Tag Archives: Emily Bennett

With or Without You

Alone with You

by Hope Madden

A surreal meditation on emotionally abusive relationships, Emily Bennett and Justin Brooks’s Alone with You brings eerie new meaning to lockdown.

Co-writer/co-director Bennett also stars as Charlie, a woman eagerly waiting for her lover Simone (Emma Myles) to return from a trip. It’s their first anniversary and Charlie would like it to be special.

What transpires never has two people in the same room, is set almost exclusively in one apartment, utilizes multiple device screens, and somehow pulls it off as not a Covid necessity but an effective way to create tension.

As Simone is later and later, Charlie finds herself stuck in the apartment. Literally stuck – the door is jammed. And though she’s able to raise her mother (Barbara Crampton) and her best friend (Dora Madison), neither will really follow the conversation and help her out.

Bizarre noises, missing objects, and creepy goings on all build a potent sense of foreboding. The allure of the film is this tension and the way Brooks and Bennett weave in surreal flourishes to give the piece a macabre quality.

But the reason it works as well as it does is because Alone with You becomes a cagey allegory. The film taps the horror of unhealthy relationships, but it also works that nerve of being trapped in the damn house—as we all have been.

In much the same way Sean King O’Grady’s We Need to Do Something picked that Covid scab with a family stuck in a bathroom together, Alone with You recalls the almost desperate desire to get out.

Each actor on screen does a credible job of interacting with tech. This can be a tough sell, but Bennett and the small cast all make it work. Crampton is a particular joy as Charlie’s judgy mom. She veers from nitpicky to loving to critical to nightmarish in the span of a single, beautifully crafted scene.

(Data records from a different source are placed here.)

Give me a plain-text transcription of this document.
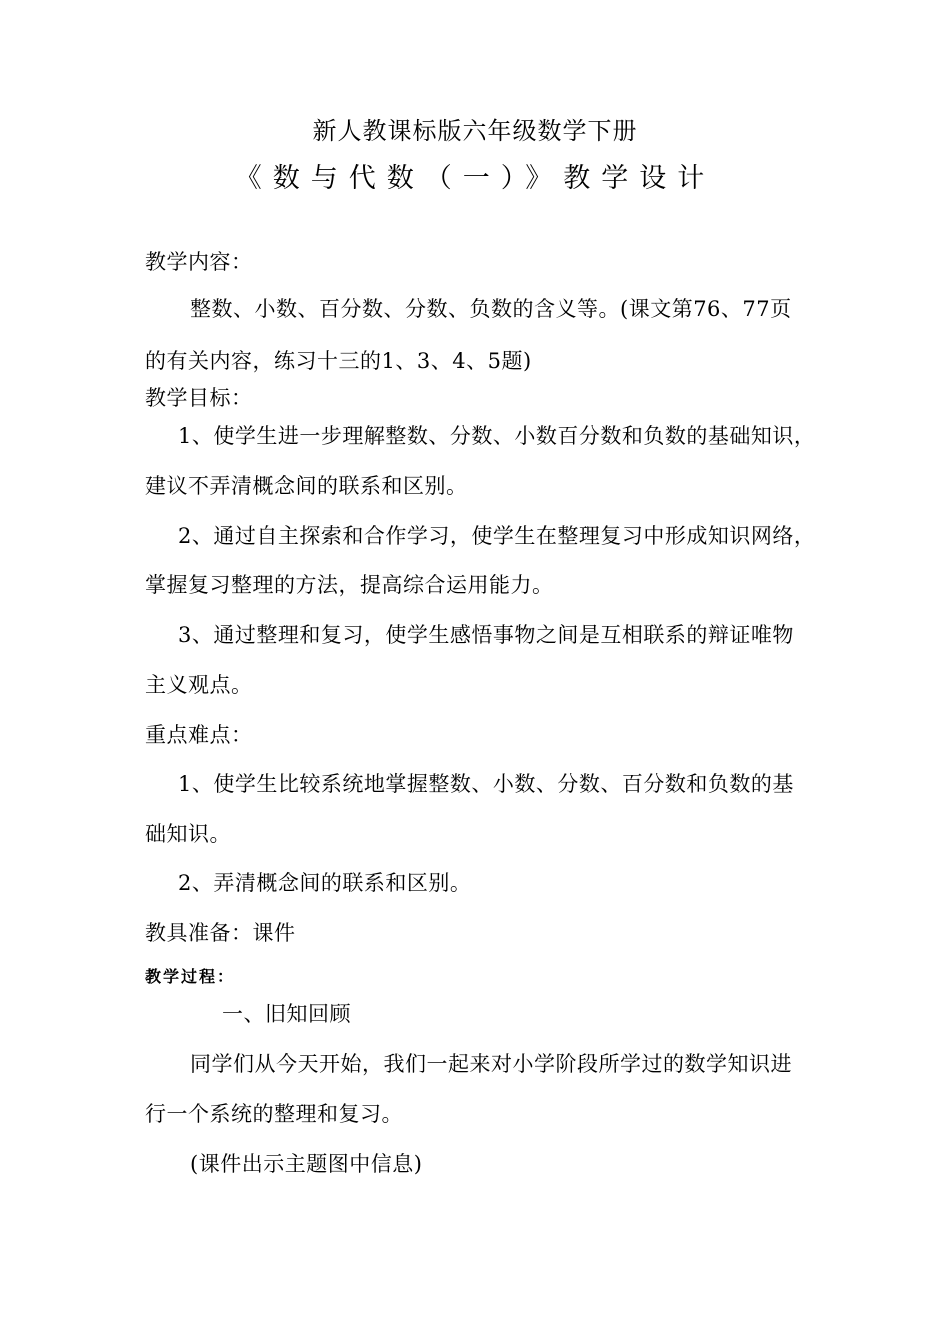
新人教课标版六年级数学下册
《数与代数（一）》教学设计
教学内容：
整数、小数、百分数、分数、负数的含义等。(课文第76、77页
的有关内容，练习十三的1、3、4、5题)
教学目标：
1、使学生进一步理解整数、分数、小数百分数和负数的基础知识，
建议不弄清概念间的联系和区别。
2、通过自主探索和合作学习，使学生在整理复习中形成知识网络，
掌握复习整理的方法，提高综合运用能力。
3、通过整理和复习，使学生感悟事物之间是互相联系的辩证唯物
主义观点。
重点难点：
1、使学生比较系统地掌握整数、小数、分数、百分数和负数的基
础知识。
2、弄清概念间的联系和区别。
教具准备：课件
教学过程：
一、旧知回顾
同学们从今天开始，我们一起来对小学阶段所学过的数学知识进
行一个系统的整理和复习。
(课件出示主题图中信息)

Even at a slight 83 minutes, though, Alone with You feels a little bloated. But the mystery at work binds with a horrifying sense of familiarity to manufacture enough scares to keep you guessing.

Not So Happy Family

King of Knives

by Brandon Thomas

I think most modern movie-goers would agree that the last thing they want to see is another movie detailing the mid-life crisis of a rich New Yorker. It’s hard to muster even the most sarcastic crocodile tears while watching a sad advertising executive drive his sports car through Manhattan. Cynicism aside, King of Knives might appear to be the king of cliches at first glance, but this is a film that has a few tricks up its sleeve.  

Aforementioned Frank (Gene Pope) is our through-line into a family that, on the surface, looks to be typical, albeit with a few rough edges. The light banter that permeates through a celebratory anniversary dinner early on is quickly smothered as a hint of tragedy manifests itself. As the fractures in Frank and his wife Kathy’s (Mel Harris) marriage begin to show, their daughters (Roxi Pope and Emily Bennett) struggle with their own wants and relationships.

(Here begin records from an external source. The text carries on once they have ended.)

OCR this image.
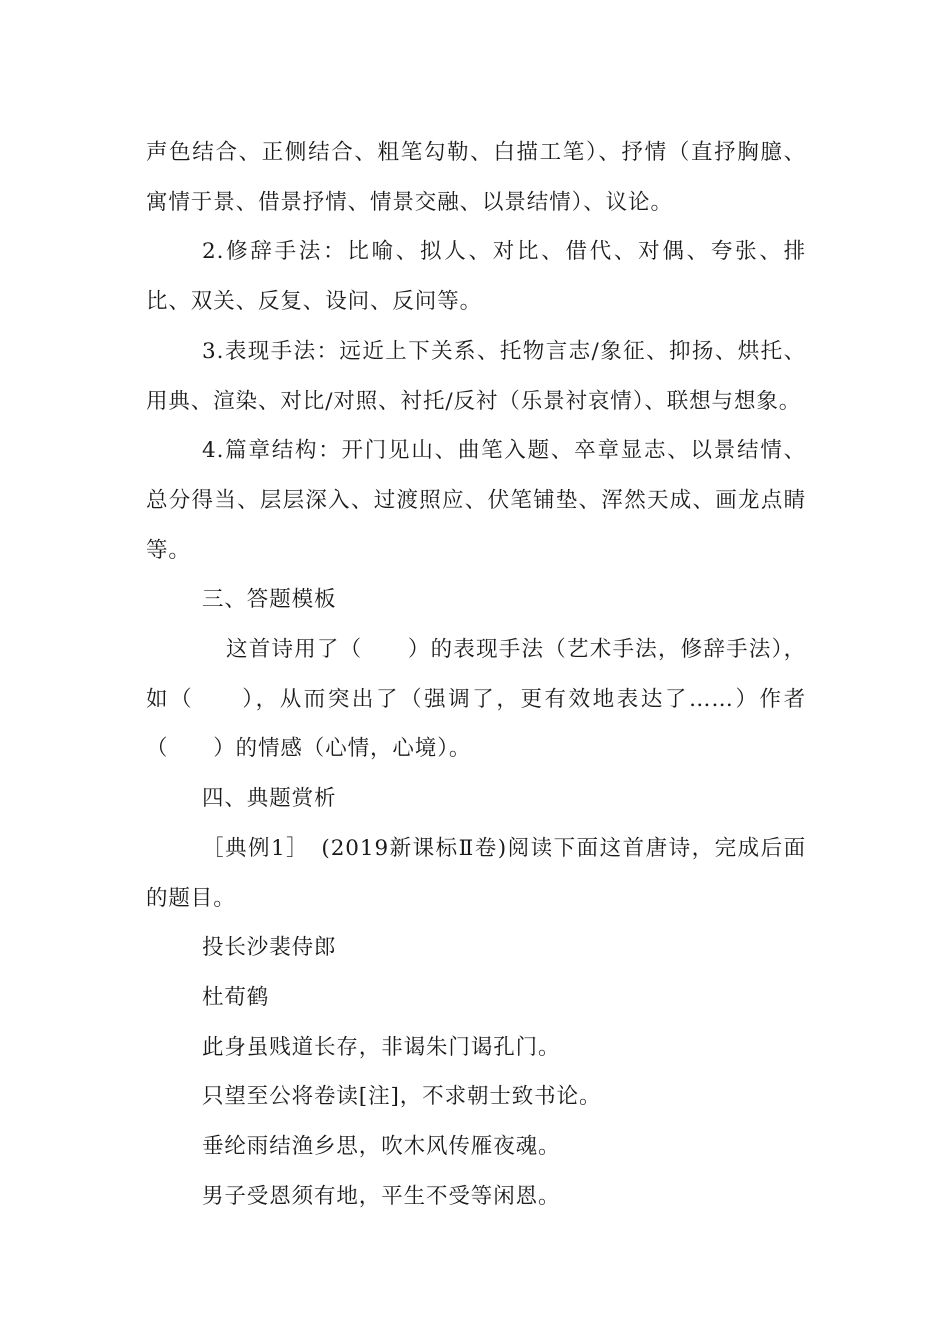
声色结合、正侧结合、粗笔勾勒、白描工笔）、抒情（直抒胸臆、寓情于景、借景抒情、情景交融、以景结情）、议论。

2.修辞手法：比喻、拟人、对比、借代、对偶、夸张、排比、双关、反复、设问、反问等。

3.表现手法：远近上下关系、托物言志/象征、抑扬、烘托、用典、渲染、对比/对照、衬托/反衬（乐景衬哀情）、联想与想象。

4.篇章结构：开门见山、曲笔入题、卒章显志、以景结情、总分得当、层层深入、过渡照应、伏笔铺垫、浑然天成、画龙点睛等。

三、答题模板

这首诗用了（　　）的表现手法（艺术手法，修辞手法），如（　　），从而突出了（强调了，更有效地表达了……）作者（　　）的情感（心情，心境）。

四、典题赏析

［典例1］　(2019新课标Ⅱ卷)阅读下面这首唐诗，完成后面的题目。

投长沙裴侍郎

杜荀鹤

此身虽贱道长存，非谒朱门谒孔门。

只望至公将卷读[注]，不求朝士致书论。

垂纶雨结渔乡思，吹木风传雁夜魂。

男子受恩须有地，平生不受等闲恩。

King Of Knives toys with our expectations from the get-go. There’s a whimsical edge that engulfs the early scenes – a tone that doesn’t feel too far off from a winky Julia Roberts movie of the 90s. The tone begins an interesting transition when family tragedy, infidelity, and mental illness enter the fray. It’s in this transition that King of Knives shows its hand. 

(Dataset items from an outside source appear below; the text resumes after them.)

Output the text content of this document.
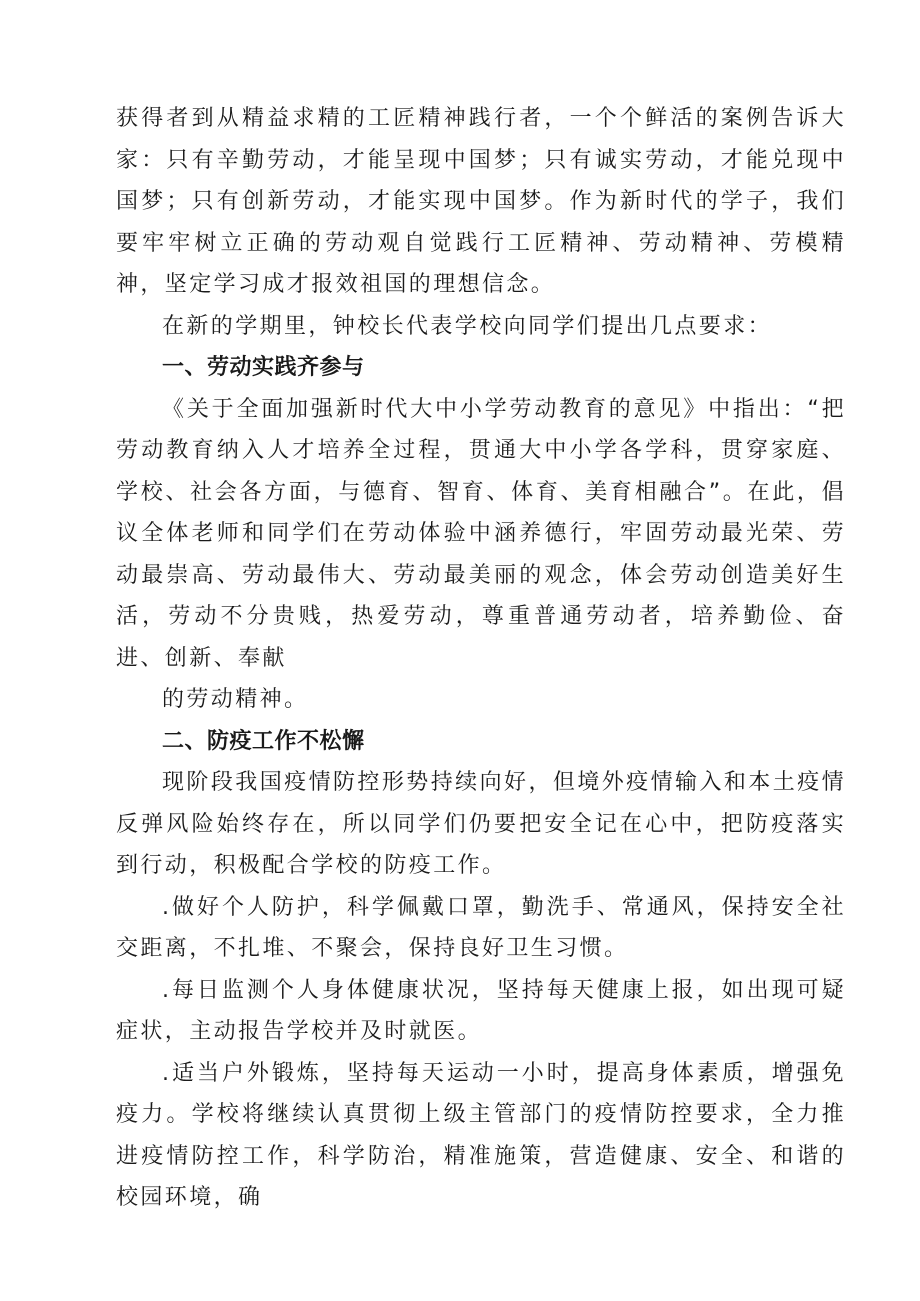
获得者到从精益求精的工匠精神践行者，一个个鲜活的案例告诉大家：只有辛勤劳动，才能呈现中国梦；只有诚实劳动，才能兑现中国梦；只有创新劳动，才能实现中国梦。作为新时代的学子，我们要牢牢树立正确的劳动观自觉践行工匠精神、劳动精神、劳模精神，坚定学习成才报效祖国的理想信念。

在新的学期里，钟校长代表学校向同学们提出几点要求：

一、劳动实践齐参与

《关于全面加强新时代大中小学劳动教育的意见》中指出：“把劳动教育纳入人才培养全过程，贯通大中小学各学科，贯穿家庭、学校、社会各方面，与德育、智育、体育、美育相融合”。在此，倡议全体老师和同学们在劳动体验中涵养德行，牢固劳动最光荣、劳动最崇高、劳动最伟大、劳动最美丽的观念，体会劳动创造美好生活，劳动不分贵贱，热爱劳动，尊重普通劳动者，培养勤俭、奋进、创新、奉献

的劳动精神。

二、防疫工作不松懈

现阶段我国疫情防控形势持续向好，但境外疫情输入和本土疫情反弹风险始终存在，所以同学们仍要把安全记在心中，把防疫落实到行动，积极配合学校的防疫工作。

.做好个人防护，科学佩戴口罩，勤洗手、常通风，保持安全社交距离，不扎堆、不聚会，保持良好卫生习惯。

.每日监测个人身体健康状况，坚持每天健康上报，如出现可疑症状，主动报告学校并及时就医。

.适当户外锻炼，坚持每天运动一小时，提高身体素质，增强免疫力。学校将继续认真贯彻上级主管部门的疫情防控要求，全力推进疫情防控工作，科学防治，精准施策，营造健康、安全、和谐的校园环境，确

Brutal honesty gives King of Knives its power. This isn’t a movie looking for an easy happy ending. Instead, the characters are going through the painful process of finding what truly makes them happy. For Frank, it’s finally owning up to what a terrible father and husband he’s been. It’s not about Frank searching for pity, or the film doing so on Frank’s behalf. Instead, it’s about seeing a character confront the choices that caused so much pain for the people he loves. 

It’s not all blue Mondays, though. King of Knives is genuinely funny. The cast has a natural chemistry that allows them to bounce off one another. The comedy isn’t about bits being paid off but instead comes through its characters. 

First-time feature director Jon Delgado might not have the sharpest visual eye, but he also knows that this material isn’t looking for a flashy approach. Delgado lets the story and performances shine without letting his more technically-focused experience get in the way.